Ahead of the start of his talks with Vucic, Putin thanked Serbia’s citizens for "a warm reception” he said he witnessed in the streets.

Putin added the spiritual closeness between the two nations led to their cooperation.

 Before the meeting, Putin visited the Liberators of Belgrade cemetery and laid wreath.

The talks with Vucic are said to include the Kosovo issue.

On the economic side, the two countries delegations are expected to sign over 20 agreements.

Putin will also decorate Vucic with the Order of  Alexander Nevsky, one of the most prestigious Russian medals, while Vucic will present the Russian President with a three-month-old puppy of the local breed Shepard Sarplaninac, named Pasha. 

Belgrade is on alert due to the tight security measures following the visit, with the parts of the city wholly cleared from traffic, including the ban on parking in the streets surrounding the St.

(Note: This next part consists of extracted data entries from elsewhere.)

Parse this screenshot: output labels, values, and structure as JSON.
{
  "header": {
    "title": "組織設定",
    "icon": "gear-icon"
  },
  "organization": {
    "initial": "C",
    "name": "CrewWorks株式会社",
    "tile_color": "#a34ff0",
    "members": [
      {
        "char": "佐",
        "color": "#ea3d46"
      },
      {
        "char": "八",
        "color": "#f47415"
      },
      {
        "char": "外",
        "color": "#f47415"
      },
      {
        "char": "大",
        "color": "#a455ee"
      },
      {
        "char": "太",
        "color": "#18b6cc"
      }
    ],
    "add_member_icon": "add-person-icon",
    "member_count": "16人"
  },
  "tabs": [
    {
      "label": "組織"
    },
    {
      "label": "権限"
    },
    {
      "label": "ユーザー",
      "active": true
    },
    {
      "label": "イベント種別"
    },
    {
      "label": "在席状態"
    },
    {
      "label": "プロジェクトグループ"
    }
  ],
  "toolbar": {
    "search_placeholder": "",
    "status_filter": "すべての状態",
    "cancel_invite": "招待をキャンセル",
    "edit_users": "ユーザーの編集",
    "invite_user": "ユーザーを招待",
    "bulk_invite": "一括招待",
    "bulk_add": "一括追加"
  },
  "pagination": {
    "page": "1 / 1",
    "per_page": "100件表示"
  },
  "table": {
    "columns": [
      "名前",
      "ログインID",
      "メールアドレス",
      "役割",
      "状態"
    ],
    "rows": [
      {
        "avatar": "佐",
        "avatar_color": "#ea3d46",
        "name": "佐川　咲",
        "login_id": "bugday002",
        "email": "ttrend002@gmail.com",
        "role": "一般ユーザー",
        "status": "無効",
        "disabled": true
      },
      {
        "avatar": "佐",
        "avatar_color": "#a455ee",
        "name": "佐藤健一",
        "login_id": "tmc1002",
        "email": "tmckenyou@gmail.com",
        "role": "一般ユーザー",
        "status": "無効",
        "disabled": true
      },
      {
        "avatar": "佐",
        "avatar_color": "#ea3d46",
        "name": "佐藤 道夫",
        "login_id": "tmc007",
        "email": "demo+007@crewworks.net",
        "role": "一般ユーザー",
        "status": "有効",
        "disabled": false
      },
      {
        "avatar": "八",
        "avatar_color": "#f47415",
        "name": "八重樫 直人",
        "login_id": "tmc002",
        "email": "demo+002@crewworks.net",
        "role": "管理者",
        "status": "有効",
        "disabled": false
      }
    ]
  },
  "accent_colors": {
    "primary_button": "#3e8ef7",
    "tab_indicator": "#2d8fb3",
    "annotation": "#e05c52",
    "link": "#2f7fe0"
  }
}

Sava Cathedral outside which tens of thousands people are expected to greet the two presidents.

Almost 600 reporters are accredited to cover Putin’s visit.

The capital has also seen some cosmetic repair works, central fountain waters in the two countries’ flags, while a village in the north has been dubbed Putin and many cafes also named after the Russian President.

Ahead of the visit, Russia’s ambassador to Serbia Alexandar Chepurin said the regular meetings between Putin and Vucic was proof of good bilateral relations.

“Though there is a saying that all people are brothers, Serbs and Russians are of the same background, same religion and have the same glorious past, so, they are even closer brothers,” the envoy said.

In the meantime, Kosovo's President wrote on his Facebook profile that the stronger US and NATO presence in the region secured more peace, stability and prosperity, while the greater Russian involvement meant quite the opposite.

He commented on Putin's statement ahead of his visit to Serbia accusing the US of being a destabilising factor in the Balkans.

Several of Serbia's NGOs signed a letter on Thursday protesting over what they saw as "a glorification of Putin's authoritarian regime" in Serbia.